チビのアンドレは今は大きくなって 自分の結婚式の為にせっせと針を動かしている。

"やれやれ いくつになっても 大切なお嬢様のためなんだね"

つい潤んでしまったナタリーの目には、小さなアンドレが一生懸命針を動かす姿が重なって見えた。

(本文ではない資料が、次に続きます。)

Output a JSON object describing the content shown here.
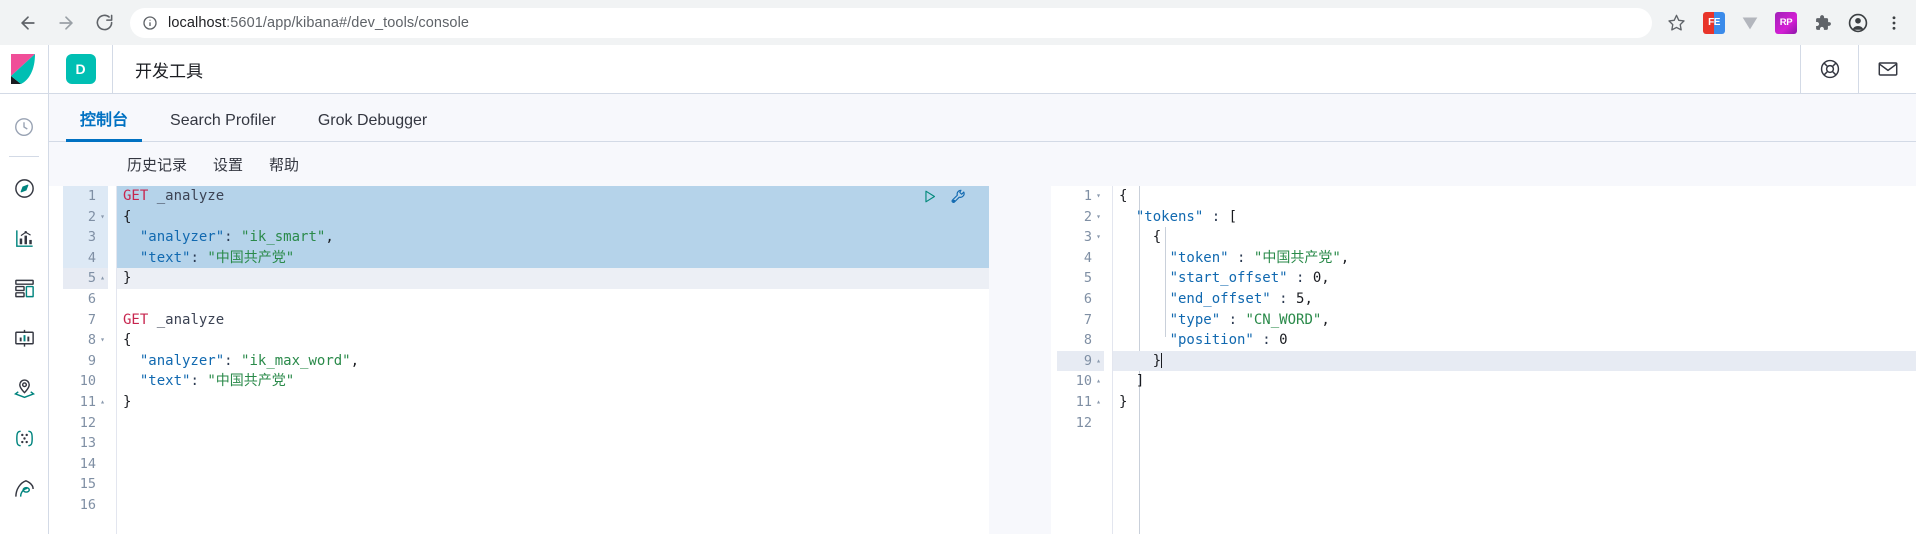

「リングピローと言えば こんな話を聞いたことがあるわ。遠い異国の話なんだけどね。」
小間使いの一人が言い出した。
「結婚式に使った リングピローを産まれてきた赤ちゃんの
"ファーストピロー"(赤ちゃんの最初の枕)にすると幸せになれるんですって」
すると別の小間使いが
「あら そんなの アンドレは知っているわよ。だって・・・」
そう言いながら アンドレの手元に目くばせした。
アンドレの作ってるそれは いかにも赤ちゃんの枕にぴったりだった。

小間使い達の視線に気づいてアンドレは照れ臭そうに 生地で顔を隠そうとして
「アンドレ!生地が汚れるだろ!」
ナタリーおばさんに また叱られた。

アンドレの作ったリングピローは 長方形で柔らかくシンプルなベースに 
後で取り外せるバラの飾りが付いている。指輪を抑えるリボンを最後に付けて完成だ。

「上出来じゃないか!アンドレ」
ナタリーおばさんが褒めると 皆も集まって来て
「まぁ ほんと 素敵ね」
「あたしにも作ってほしいな」
「相手ができてから お言い」
みんなけらけら笑う。"ナタリーおばさんの作業場"はいつも笑いが絶えない。